Getting A Lead On Pb2+-Amide Chelators For Pb-203/212 Radiopharmaceuticals

Amide-based chelators DTPAm, EGTAm and ampam were synthesized to investigate which chelator most ideally coordinates [Pb-nat/203]Pb2+ ions for potential radiopharmaceutical applications. H-1 NMR spectroscopy was used to study each metal-ligand complex in the solution state.
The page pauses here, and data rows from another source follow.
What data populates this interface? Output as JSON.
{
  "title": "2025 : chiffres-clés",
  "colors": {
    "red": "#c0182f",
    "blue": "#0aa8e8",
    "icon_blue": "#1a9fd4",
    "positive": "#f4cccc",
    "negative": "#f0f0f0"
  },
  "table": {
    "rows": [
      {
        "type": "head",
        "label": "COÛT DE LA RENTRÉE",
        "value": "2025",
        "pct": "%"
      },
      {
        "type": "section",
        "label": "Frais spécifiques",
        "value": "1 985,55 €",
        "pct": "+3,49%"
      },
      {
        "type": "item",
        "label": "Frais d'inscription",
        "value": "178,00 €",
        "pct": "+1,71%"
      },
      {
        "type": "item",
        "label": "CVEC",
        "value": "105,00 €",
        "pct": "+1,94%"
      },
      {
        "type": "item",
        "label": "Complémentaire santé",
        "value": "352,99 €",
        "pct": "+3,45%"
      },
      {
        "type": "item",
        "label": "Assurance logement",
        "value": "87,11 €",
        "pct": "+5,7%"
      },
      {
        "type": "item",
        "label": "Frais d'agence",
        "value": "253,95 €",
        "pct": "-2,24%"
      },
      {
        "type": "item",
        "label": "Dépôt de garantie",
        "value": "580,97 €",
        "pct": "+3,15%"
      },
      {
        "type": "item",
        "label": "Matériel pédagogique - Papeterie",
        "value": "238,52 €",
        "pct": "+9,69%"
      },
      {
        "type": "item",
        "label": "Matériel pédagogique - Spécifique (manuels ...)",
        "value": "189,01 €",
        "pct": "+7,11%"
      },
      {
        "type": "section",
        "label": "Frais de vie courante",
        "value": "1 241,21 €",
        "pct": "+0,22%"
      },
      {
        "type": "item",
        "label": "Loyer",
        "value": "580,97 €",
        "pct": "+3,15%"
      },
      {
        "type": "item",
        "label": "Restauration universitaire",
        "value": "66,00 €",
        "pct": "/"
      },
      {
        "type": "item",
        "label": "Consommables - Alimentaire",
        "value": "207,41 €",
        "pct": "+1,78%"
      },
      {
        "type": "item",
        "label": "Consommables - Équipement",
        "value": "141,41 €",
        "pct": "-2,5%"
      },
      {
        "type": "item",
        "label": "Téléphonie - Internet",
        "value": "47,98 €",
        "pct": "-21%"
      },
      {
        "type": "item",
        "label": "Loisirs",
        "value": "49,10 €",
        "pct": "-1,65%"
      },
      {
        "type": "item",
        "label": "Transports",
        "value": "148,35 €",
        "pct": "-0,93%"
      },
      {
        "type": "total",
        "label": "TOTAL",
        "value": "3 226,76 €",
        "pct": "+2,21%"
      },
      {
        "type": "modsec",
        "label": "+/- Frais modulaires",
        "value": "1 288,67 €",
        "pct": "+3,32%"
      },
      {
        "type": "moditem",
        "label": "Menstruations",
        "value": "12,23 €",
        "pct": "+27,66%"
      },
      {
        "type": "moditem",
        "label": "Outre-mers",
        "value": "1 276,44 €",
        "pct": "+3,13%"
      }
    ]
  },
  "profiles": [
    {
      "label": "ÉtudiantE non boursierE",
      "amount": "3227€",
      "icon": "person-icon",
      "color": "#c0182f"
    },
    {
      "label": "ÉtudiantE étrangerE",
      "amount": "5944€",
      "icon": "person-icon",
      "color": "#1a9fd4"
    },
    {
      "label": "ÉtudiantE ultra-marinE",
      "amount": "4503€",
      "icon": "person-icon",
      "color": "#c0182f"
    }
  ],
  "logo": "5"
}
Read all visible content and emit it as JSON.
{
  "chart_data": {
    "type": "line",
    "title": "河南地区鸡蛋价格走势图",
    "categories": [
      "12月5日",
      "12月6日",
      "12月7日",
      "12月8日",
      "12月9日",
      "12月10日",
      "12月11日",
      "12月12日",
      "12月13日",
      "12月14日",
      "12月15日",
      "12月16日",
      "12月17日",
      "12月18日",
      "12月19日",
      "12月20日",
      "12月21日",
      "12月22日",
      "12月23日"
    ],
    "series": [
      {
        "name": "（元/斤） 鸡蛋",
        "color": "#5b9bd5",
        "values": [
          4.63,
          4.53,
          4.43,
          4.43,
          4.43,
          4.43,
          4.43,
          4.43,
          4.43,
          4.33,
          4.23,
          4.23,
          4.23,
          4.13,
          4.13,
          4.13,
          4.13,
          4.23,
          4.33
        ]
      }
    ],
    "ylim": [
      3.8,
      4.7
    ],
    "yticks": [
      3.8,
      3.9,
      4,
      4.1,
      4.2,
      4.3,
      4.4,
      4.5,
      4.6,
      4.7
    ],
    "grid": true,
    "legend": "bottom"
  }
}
The H-1 NMR spectrum of [Pb(DTPAm)](2+) revealed minimal isomerization and fluxional behaviour compared to [Pb(EGTAm)](2+) and [Pb(ampam)](2+), both of which showed fewer spectral changes indicative of less static behaviour. The solid-state coordination properties of each complex were also examined from single crystal structures that were studied by X-ray diffraction (XRD). In the solid-state, octadentate DTPAm coordinated Pb2+ to form an eight-coordinate hemidirected complex; octadentate EGTAm coordinated Pb2+ forming a ten-coordinate holodirected complex with a bidentate NO3- ion also coordinated to the metal centre; decadentate ampam completely encapsulated the Pb2+ ion to form a ten-coordinate holodirected complex with a C-2 axis of symmetry. Potentiometric titrations were carried out to assess the thermodynamic stability of each metal-ligand complex. The pM values obtained for [Pb(DTPAm)](2+), [Pb(EGTAm)](2+) and [Pb(ampam)](2+) were 9.7, 7.2 and 10.2, respectively. The affinity of each chelator for Pb2+ ions was tested by [Pb-203]Pb2+ radiolabeling studies to evaluate their prospects as chelators for [Pb-203/212]Pb2+-based radiopharmaceuticals. DTPAm radiolabeled [Pb-203]Pb2+ ions achieving molar activities as high as 3.5 MBq mu mol(-1) within 15 minutes, at 25 degrees C, whereas EGTAm and ampam produced lower molar activities of 0.25 MBq mu mol(-1) within 30 minutes, at 37 degrees C. EGTAm and ampam were therefore deemed unsuitable for [Pb-203/212]Pb2+-based radiopharmaceutical applications, while DTPAm warrants further studies.